A Raiva sozinha aumenta o conflito, traz a reatividade. O Medo sozinho não modifica as situações adversas. A missão de proteção contra os venenos do mundo vira ataque se a Personagem Nojinho está no comando.
McNamee e Gergen (1999) estimulam interações com os muitos dentro de nós. A partir desse entendimento podemos invocar vozes marginalizadas, no objetivo de conhecer quem tem que posicionamento; quem discorda; quem apoia; quem é calado; quem sofre; o que justifica uma voz dominante; e como facilitar outras a participarem do diálogo.
Como no filme, a possibilidade de ampliação dos diálogos internos é de construção de novas formas de viver que já existem nas pessoas, estimuladas pelo exercício de ouvir todos os seus personagens internos e entender experiências de forma complexa. A construção de um conhecimento mais rico é inerente ao processo.

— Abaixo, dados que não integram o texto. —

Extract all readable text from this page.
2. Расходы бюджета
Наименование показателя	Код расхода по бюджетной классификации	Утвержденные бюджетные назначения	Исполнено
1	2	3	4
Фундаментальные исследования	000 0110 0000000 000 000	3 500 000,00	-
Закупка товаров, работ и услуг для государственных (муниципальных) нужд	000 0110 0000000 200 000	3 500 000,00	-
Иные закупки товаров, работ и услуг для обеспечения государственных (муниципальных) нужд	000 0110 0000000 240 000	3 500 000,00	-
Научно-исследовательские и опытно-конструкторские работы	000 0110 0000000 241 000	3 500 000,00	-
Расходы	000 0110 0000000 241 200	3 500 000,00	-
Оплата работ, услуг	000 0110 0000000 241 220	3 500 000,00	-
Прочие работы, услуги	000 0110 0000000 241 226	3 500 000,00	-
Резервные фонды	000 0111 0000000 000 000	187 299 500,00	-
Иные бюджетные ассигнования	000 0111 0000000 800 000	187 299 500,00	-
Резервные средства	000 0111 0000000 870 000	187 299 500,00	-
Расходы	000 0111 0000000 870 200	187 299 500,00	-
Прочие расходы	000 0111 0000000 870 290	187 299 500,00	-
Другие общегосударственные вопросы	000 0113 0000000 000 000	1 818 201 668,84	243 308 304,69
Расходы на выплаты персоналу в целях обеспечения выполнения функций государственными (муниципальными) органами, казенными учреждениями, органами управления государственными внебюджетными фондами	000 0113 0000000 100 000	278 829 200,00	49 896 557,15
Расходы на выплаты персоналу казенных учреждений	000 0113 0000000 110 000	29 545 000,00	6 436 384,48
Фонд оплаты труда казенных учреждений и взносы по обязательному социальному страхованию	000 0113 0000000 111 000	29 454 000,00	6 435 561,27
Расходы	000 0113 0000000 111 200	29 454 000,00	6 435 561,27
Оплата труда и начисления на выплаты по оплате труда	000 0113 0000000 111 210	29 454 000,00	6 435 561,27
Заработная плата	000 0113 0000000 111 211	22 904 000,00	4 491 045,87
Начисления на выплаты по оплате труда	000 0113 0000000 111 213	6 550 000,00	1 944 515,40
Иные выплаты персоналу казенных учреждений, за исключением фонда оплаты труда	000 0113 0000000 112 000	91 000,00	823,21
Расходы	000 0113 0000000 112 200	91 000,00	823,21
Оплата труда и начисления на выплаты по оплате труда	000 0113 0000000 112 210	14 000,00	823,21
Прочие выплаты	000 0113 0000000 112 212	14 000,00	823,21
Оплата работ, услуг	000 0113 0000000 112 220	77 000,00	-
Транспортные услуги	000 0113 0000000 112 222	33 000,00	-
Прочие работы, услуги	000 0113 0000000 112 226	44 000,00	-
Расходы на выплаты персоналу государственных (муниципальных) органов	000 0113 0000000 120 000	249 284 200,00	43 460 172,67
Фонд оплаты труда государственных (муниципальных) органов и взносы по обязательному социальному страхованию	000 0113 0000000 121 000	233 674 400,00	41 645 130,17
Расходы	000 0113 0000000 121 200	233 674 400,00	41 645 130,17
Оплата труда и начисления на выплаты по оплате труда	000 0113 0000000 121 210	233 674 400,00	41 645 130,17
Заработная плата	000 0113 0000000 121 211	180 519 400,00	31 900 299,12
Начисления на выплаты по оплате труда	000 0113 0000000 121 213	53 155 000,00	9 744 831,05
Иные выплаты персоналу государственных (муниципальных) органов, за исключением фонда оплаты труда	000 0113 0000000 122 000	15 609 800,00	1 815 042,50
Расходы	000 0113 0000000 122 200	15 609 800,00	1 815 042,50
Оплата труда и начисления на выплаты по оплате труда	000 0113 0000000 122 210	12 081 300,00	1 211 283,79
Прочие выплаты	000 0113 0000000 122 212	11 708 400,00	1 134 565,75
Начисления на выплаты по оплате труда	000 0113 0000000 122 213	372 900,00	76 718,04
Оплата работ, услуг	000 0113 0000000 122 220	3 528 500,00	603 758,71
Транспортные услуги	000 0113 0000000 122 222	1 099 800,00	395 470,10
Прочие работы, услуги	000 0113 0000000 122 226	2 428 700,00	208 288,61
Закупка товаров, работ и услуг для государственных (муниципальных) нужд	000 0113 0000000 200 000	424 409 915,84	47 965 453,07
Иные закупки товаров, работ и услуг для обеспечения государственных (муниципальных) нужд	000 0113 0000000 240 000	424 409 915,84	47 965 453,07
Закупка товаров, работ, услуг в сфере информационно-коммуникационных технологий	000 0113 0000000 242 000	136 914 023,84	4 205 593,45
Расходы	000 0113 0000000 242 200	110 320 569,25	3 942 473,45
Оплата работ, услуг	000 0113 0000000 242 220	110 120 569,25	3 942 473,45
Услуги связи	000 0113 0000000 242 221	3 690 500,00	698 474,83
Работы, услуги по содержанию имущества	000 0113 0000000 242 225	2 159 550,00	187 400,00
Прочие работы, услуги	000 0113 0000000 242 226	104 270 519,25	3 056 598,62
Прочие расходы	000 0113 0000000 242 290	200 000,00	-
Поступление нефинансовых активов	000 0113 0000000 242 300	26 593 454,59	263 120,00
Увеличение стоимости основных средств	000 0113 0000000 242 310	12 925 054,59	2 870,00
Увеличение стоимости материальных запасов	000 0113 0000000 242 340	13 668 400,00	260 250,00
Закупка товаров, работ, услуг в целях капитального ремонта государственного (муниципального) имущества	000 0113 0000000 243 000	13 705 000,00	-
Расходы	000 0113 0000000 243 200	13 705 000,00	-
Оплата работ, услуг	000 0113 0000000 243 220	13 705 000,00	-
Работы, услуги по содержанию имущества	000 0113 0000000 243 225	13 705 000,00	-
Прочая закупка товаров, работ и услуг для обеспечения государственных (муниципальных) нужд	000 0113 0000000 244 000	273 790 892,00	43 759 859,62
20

E dentro desta narrativa, através de um espaço dialógico, com simetria e compartilhamento cada um dos Personagens desenvolve seu potencial, transformando e sendo transformados por estas conversações.
Esse é nosso mundo.
Somos muitos dentro de nossa paisagem interna e buscamos uma forma de vida vivida com bem estar.
Bem estar requer ampliar as conversações internas nos momentos que percebemos os monólogos e embates geradores de barulho em nosso self.
Requer a construção de um espaço dialógico de respeito, simetria e compartilhamento entre todos as nossas vozes, os Personagens Internos.
Chame seu Personagem criativo e, através da imaginação, dê voz a novos Personagens Internos.
Às vezes precisamos de um(a) terapeuta interna para facilitar conversações internas transformadoras.
Às vezes precisamos dar voz a Personagens esquecidos, como por exemplo a Criança Interna, a Tristeza ou a Corajosa.
Outras vezes precisamos do Personagem Silêncio, para acalmar nossos diálogos internos barulhentos e improdutivos.
E desta forma tanto no mundo real como em nossas paisagens internas as relações e as conversações se estabelecem.
Se tem algo em sua forma de vida que não lhe agrada, olhe para sua paisagem interna e observe a forma da interação de seus Personagens Internos.
Mudando seu mundo interno, você muda o seu mundo.
Referências bibliográficas:
ANDERSON, H. (2009). Conversação, linguagem e possibilidades: um enfoque pós-moderno da terapia. São Paulo: Roca.
GERGEN, K. J. (1994). Realities and relationships: soundings in social. Construction. Cambridge, MA. Harvard university press.
MCNAMEE, S. GERGEN, K. J. (1999). Relational Responsability. Resources for sustainable dialogue. Sage Publications. Thousand Oaks, CA.
LENZI, T. P. (2013). Personagens internos. Revista Nova Perspectiva Sistêmica, 47ª edição, (p. 86-98).